Supercomputer aids Parkinsons disease discovery
Using the Jaguar supercomputer at Oak Ridge National Laboratory (ORNL), researchers at North Carolina State University in the USA have figured out how copper induces misfolding in the protein associated with Parkinson’s disease, leading to creation of the fibrillar plaques which characterise the disease. This finding has implications for the study of Parkinson’s progression, as well as for future treatments.
The protein in question, alpha-synuclein, is the major component of fibrillar plaques found in Parkinson’s patients. Researchers had already discovered that certain metals, including copper, could increase the rate of misfolding by binding with the protein, but were unsure of the mechanism by which this binding took place.
‘We knew that the copper was interacting with a certain section of the protein, but we didn’t have a model for what was happening on the atomic level,’ said Frisco Rose, lead author of the paper describing the research. ‘Think of a huge swing set, with kids all swinging and holding hands—that’s the protein. Copper is a kid who wants a swing. There are a number of ways that copper could grab a swing, or bind to the protein, and each of those ways would affect all of the other kids on the swing set differently. We wanted to find the specific binding process that leads to misfolding.’
Rose and North Carolina State colleagues Miroslav Hodak, research assistant professor of physics, and Jerzy Bernholc, Drexel professor of Physics and director of the Center for High Performance Simulation, developed a series of computer simulations designed to ferret out the most likely binding scenario.
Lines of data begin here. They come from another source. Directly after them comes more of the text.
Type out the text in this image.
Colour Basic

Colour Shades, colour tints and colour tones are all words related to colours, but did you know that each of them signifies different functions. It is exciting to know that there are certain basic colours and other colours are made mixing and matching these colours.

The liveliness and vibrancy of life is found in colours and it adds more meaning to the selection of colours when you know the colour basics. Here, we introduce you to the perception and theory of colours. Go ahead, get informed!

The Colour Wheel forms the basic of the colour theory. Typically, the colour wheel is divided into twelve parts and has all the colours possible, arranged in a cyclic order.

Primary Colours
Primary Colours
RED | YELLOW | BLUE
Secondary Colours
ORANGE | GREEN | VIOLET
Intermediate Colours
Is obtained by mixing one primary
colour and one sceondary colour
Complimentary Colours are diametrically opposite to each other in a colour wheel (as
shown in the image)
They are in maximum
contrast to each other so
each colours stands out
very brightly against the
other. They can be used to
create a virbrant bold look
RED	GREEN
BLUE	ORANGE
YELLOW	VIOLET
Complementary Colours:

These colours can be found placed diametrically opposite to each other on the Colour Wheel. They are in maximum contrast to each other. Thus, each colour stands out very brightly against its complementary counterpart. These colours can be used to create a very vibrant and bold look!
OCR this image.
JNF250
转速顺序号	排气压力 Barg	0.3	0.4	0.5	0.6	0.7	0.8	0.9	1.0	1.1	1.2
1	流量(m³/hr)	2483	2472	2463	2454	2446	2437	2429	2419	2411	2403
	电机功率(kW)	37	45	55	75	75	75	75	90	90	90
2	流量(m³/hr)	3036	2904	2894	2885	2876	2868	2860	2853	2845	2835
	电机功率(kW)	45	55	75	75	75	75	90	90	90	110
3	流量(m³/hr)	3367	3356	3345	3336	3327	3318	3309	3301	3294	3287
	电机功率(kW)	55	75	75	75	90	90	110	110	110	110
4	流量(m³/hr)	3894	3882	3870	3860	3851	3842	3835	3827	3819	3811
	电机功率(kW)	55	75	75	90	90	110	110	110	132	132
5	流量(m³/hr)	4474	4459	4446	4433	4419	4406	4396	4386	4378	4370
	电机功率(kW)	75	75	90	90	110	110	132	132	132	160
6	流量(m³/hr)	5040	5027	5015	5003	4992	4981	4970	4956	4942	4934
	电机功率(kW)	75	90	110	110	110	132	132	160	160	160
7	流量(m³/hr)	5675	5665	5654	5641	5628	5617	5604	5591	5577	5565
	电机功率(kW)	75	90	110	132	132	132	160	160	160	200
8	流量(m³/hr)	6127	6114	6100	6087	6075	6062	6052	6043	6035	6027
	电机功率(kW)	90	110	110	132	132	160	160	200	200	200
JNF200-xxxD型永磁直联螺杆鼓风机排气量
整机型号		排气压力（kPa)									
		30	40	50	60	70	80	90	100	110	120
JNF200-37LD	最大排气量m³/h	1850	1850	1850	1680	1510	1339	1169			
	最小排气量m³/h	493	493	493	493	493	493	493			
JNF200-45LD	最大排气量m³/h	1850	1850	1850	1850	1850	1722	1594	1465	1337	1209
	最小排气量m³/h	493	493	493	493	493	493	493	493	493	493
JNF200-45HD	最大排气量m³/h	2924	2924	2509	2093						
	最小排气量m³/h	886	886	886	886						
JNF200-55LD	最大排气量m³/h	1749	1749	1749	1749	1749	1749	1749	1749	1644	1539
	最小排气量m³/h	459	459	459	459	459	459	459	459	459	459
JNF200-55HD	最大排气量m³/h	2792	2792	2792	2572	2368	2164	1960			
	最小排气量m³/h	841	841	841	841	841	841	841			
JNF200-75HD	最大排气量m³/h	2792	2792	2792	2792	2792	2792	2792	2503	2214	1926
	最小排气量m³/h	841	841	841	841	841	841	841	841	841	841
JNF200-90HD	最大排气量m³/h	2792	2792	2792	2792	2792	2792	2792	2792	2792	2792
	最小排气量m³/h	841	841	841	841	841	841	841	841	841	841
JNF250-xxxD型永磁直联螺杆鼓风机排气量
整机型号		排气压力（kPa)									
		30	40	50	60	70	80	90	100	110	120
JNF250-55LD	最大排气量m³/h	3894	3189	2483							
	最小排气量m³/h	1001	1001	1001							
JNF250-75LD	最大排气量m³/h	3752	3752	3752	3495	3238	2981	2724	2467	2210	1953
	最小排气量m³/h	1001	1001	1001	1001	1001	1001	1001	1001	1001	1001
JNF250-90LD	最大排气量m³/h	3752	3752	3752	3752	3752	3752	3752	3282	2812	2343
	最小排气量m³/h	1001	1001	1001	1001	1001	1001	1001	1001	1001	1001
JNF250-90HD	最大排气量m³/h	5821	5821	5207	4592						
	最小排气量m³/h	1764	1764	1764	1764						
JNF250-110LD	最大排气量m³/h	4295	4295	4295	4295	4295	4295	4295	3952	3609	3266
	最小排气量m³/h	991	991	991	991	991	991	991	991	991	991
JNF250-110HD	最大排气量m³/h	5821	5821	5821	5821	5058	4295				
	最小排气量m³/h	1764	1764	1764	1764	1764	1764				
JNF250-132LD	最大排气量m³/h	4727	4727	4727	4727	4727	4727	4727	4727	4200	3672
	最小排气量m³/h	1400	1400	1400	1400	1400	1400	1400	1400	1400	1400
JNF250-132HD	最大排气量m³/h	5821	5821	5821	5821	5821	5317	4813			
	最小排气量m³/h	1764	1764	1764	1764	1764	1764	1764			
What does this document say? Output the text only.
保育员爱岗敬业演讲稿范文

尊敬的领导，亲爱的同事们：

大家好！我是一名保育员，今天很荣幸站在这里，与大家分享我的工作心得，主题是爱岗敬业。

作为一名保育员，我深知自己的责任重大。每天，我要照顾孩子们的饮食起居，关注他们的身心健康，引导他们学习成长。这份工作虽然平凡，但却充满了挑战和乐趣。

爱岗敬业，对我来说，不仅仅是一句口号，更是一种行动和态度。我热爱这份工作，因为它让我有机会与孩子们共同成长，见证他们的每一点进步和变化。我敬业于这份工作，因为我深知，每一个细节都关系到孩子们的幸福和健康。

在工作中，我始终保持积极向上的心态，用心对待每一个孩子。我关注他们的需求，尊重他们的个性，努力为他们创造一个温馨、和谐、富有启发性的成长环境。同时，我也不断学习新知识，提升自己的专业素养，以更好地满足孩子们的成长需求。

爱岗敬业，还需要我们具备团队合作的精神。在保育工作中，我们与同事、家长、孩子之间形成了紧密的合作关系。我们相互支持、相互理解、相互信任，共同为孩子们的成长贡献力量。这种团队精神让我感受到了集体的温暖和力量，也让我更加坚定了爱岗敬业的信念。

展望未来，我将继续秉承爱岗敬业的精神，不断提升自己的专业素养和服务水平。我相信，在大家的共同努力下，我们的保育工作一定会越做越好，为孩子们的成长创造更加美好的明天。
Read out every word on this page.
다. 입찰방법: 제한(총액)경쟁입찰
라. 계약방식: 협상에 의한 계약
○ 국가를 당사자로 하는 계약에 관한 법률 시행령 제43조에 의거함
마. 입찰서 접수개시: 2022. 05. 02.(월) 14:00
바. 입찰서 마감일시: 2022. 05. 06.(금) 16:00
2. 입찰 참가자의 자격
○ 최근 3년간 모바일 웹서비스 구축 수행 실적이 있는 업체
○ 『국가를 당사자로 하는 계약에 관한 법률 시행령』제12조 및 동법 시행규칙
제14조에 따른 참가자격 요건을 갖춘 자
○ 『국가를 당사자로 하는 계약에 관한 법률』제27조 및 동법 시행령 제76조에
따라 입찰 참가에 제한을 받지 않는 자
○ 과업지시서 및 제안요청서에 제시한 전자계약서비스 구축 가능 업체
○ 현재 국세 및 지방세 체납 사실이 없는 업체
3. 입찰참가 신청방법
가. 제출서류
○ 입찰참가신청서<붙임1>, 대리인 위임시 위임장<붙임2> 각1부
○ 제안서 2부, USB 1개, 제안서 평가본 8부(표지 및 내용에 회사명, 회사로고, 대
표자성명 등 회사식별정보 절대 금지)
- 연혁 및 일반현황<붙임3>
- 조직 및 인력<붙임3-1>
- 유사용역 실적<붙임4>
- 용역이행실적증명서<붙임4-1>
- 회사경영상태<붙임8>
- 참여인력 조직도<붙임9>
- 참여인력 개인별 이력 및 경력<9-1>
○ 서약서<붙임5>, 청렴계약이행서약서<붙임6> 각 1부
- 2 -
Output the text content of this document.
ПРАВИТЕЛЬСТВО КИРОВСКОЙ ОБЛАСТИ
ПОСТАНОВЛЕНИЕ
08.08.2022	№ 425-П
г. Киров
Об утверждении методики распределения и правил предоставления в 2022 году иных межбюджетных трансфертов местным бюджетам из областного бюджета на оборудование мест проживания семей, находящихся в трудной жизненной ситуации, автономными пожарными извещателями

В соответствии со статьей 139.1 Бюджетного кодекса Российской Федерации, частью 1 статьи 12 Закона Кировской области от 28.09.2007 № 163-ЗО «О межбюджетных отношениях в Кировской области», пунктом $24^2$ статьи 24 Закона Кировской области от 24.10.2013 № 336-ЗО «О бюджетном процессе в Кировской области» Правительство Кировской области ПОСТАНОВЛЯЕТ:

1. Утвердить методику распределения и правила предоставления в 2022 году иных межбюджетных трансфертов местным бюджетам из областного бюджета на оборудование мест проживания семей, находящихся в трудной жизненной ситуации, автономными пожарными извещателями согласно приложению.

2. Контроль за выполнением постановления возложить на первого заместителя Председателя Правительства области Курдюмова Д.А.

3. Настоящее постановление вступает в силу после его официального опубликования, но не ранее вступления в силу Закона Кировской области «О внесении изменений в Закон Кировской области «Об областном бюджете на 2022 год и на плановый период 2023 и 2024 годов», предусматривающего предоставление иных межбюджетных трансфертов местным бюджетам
According to Hodak, the team simulated the interactions of hundreds of thousands of atoms, which required multiple hundred thousand CPU-hour runs to study the onset of misfolding and the dynamics of the partially misfolded structures.
The number of calculations was so large that Hodak and Bernholc had to devise a new method to make it possible for a computer to process them. Only supercomputers like Jaguar, the most powerful supercomputer at ORNL—and within the United States—were suitable and the simulations finally revealed the binding configuration most likely to result in misfolding.
Their results appear in the 14 June edition of Nature Scientific Reports.